Language Politics and Policy in South Asia and the Himalaya

On September 19th, join the UBC Himalaya Program in welcoming Selma K. (“Sam”) Sonntag to UBC campus for a talk on Language Politics and Policy in South Asia and the Himalaya.

This event is Co-Sponsored by the UBC Himalaya Program, UBC Language Sciences, the Centre for India and South Asia Research, the Department of Anthropology, the Department of Asian Studies, the Department of Linguistics, the Department of Political Science and the Peter Wall Institute for Advanced Studies.

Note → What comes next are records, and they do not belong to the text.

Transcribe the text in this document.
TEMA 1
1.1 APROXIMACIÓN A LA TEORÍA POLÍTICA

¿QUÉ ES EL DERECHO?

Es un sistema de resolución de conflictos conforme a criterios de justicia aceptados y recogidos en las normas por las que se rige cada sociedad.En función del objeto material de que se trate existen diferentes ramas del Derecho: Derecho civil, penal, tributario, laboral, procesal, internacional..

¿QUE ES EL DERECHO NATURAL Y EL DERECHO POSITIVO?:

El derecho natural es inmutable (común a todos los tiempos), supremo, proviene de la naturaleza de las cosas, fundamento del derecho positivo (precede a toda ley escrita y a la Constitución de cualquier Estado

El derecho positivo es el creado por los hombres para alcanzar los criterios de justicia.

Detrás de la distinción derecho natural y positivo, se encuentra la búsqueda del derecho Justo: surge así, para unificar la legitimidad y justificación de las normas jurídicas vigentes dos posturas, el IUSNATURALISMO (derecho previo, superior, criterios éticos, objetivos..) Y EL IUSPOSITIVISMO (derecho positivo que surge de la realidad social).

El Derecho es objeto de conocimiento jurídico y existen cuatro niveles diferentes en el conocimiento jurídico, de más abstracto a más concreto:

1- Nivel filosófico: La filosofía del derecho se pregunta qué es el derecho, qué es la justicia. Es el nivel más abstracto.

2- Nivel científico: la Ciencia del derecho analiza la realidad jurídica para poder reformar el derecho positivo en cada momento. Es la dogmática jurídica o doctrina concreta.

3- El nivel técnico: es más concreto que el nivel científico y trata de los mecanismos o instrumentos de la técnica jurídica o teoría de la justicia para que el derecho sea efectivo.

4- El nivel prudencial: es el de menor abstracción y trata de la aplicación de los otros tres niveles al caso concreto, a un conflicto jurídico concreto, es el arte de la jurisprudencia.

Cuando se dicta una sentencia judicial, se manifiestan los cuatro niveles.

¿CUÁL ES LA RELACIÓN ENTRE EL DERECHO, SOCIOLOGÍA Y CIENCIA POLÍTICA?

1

In this retrospective of my research in Nepal, North India and Northeast India, I consider the relationship between language politics and language policy. My research in North India in the early 1990s contrasted the politics surrounding the status of Urdu in Bihar and Uttar Pradesh. I argued that in the 1980s differences in the consolidation of political power between the two states explained why granting Urdu official status was less controversial in Bihar than in Uttar Pradesh. My focus was on the politics of language policy-making or what I call the politics of governing languages. I also conducted fieldwork in Nepal during the same research stint, in the aftermath of the people’s movement that ended absolute monarchy. I explored the impact of a new multilingual policy in education and broadcasting on the Tamang and the Tharu, arguing that the policy encouraged ethnic identity formation among the former and language creation among the latter. Language policy had spurred political activity on the part of both groups—what Partha Chatterjee calls the politics of the governed.

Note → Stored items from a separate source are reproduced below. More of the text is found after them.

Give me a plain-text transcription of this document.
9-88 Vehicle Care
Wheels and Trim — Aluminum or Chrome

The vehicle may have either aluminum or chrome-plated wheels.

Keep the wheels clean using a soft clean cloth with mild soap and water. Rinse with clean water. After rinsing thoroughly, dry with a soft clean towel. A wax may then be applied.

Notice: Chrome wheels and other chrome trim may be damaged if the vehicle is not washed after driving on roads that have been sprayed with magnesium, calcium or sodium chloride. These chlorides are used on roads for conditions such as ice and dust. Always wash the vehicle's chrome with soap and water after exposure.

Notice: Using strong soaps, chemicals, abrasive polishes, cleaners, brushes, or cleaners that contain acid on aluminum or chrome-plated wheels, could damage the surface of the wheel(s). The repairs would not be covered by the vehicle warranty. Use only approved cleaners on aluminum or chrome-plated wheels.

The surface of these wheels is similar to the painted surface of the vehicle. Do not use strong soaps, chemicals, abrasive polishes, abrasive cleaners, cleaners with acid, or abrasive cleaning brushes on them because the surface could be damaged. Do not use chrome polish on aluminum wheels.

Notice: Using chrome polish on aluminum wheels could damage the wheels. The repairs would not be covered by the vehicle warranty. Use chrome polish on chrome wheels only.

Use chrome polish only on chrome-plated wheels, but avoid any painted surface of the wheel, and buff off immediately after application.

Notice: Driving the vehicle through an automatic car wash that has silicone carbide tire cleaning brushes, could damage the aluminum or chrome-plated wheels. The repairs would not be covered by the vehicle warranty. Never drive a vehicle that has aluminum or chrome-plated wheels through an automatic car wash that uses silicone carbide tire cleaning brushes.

This relationship between language politics and language policy, i.e., analytically distinguishing the politics of governing languages from the language politics of the governed, can also be gleaned from my subsequent work on language politics in India’s northeast. I posited that the establishment of an autonomous council in 1988 in Darjeeling ensued from the interplay between the politics of the governed and the politics of governing: while the language demands of the Gorkha movement had been integrationist—for recognition of Nepali as an Indian language—the muddled politics of governing, which pitted the union government against the state government, led to an experimental policy instituting self-government. Most recently, I have focused on language politics in Assam. Employing a historical institutionalist approach, I discuss how the pre-colonial multilingual language regime began shifting to a monolingual policy of standardized Assamese as a result of the expansion of the political reach and make-up of the ruling power, setting the stage for the intense demotic politics that have characterized Assam ever since.

About the Speaker

Selma K. (“Sam”) Sonntag is Professor Emerita of Politics at Humboldt State University in California and Affiliate Professor at the University of Colorado, Boulder. Her extensive research and publications focus on the politics of language, primarily in South Asia, but also in the United States, Europe and South Africa.